House District 22 candidate Liz Vazquez, hoping to win back the seat she lost to Rep. Jason Grenn, is the subject of a campaign complaint with the Alaska Public Offices Commission.
Chaz Rivas filed the complaint, which was logged and acknowledged this week by the commission staff. In it, he alleges that Vazquez is running her campaign under three different names: Liz Vazquez for State House, Alaskans for a Brighter Future, and Liz Vazquez for House. She also is alleged to have posted items on Facebook without the proper “paid for by” disclosure. And Rivas notes that on her donation function on her web site, there are not proper “paid for by” disclosures.
Vazquez has 15 days in which she may file a response to the complaint, including any objections and documentation to support her response.
Vazquez said today that her disclosures are proper. The reason the complaint was filed, she said, was because her campaign is doing so well. She has over 100 yard signs out, and is adding three to five signs per night during her door-to-door. She added that anyone can file a complaint, but that doesn’t make it legitimate.
Complaints of this type are typically filed by supporters of opposing candidates and have the effect of distracting a candidate from campaigning. This complaint comes in the last month before the primary election, and Vazquez will have to respond, a time-consuming process.

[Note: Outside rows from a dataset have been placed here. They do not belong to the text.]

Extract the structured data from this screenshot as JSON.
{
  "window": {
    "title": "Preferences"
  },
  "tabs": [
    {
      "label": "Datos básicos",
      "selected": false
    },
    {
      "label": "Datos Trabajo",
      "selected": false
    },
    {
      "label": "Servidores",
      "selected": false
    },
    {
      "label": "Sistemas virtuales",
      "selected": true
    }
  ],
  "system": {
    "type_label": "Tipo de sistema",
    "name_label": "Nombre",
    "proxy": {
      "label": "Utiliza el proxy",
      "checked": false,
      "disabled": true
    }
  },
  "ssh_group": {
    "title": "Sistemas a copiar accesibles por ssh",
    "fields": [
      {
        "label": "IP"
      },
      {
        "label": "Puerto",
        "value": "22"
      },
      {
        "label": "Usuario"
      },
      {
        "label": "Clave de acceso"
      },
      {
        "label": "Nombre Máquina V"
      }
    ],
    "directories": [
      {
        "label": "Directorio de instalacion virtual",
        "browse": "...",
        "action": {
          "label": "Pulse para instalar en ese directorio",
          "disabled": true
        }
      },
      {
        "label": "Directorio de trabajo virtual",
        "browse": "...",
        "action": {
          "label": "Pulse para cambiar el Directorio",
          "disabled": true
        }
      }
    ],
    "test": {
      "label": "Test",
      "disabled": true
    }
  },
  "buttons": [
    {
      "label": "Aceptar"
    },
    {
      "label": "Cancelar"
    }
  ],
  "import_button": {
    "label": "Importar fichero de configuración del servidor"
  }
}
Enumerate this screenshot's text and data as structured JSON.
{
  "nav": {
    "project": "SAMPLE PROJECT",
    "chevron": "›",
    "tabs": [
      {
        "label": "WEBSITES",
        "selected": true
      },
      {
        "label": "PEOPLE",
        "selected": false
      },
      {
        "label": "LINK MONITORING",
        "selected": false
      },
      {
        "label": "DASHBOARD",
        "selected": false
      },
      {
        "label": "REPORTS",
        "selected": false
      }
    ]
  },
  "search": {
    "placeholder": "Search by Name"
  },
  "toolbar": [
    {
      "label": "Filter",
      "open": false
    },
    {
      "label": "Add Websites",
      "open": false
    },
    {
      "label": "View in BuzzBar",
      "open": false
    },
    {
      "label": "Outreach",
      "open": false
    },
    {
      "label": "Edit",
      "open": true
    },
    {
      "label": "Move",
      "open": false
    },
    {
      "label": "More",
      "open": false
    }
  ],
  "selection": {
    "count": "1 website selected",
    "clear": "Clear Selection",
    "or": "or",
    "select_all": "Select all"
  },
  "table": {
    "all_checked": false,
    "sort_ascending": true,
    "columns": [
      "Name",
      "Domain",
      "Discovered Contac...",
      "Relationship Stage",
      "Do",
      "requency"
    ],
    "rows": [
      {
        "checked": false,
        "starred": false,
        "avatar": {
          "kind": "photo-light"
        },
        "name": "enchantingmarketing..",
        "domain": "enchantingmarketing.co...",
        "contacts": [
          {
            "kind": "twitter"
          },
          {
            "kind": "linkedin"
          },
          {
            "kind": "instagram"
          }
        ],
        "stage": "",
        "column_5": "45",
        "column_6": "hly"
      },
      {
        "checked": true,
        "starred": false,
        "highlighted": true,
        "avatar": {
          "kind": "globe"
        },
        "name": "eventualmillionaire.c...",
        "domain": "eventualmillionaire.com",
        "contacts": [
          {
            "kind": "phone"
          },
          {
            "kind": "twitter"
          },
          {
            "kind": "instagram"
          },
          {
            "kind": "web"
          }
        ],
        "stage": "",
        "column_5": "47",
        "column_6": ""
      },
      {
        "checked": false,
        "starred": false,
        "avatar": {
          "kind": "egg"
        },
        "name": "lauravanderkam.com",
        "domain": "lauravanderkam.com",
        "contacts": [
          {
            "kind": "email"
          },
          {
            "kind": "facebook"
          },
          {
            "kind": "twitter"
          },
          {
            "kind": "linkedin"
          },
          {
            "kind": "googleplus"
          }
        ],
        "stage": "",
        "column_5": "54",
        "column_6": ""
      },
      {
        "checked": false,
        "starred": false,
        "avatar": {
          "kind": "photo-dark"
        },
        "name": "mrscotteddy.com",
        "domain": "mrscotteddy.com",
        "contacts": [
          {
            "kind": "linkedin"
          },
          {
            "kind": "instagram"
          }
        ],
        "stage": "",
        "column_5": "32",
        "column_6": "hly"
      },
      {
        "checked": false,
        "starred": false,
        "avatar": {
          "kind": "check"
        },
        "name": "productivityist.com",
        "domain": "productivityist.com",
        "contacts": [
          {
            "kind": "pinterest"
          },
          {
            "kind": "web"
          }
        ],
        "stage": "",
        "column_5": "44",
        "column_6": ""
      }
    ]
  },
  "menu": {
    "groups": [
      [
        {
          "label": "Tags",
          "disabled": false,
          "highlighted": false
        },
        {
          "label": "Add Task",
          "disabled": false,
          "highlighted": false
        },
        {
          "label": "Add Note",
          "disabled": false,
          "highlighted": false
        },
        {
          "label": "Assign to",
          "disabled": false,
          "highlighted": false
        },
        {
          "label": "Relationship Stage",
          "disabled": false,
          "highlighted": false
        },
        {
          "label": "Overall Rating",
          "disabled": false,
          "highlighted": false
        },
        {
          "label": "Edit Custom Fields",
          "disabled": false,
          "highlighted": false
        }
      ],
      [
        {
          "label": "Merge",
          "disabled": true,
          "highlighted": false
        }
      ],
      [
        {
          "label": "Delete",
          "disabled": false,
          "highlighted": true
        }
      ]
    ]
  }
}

Vazquez is running in the Republican primary against Sara Rasmussen; the winner of the race will face Grenn, who is proceeding as a nonpartisan candidate to the November ballot, and must gather signatures on a petition to do so.
The commission will conduct an investigation and then may assess a penalty against Vazquez. Penalties can be hefty, but are typically negotiated down.
The complaint is a reminder that candidates need to be vigilant about their “paid for by” disclosures in social media.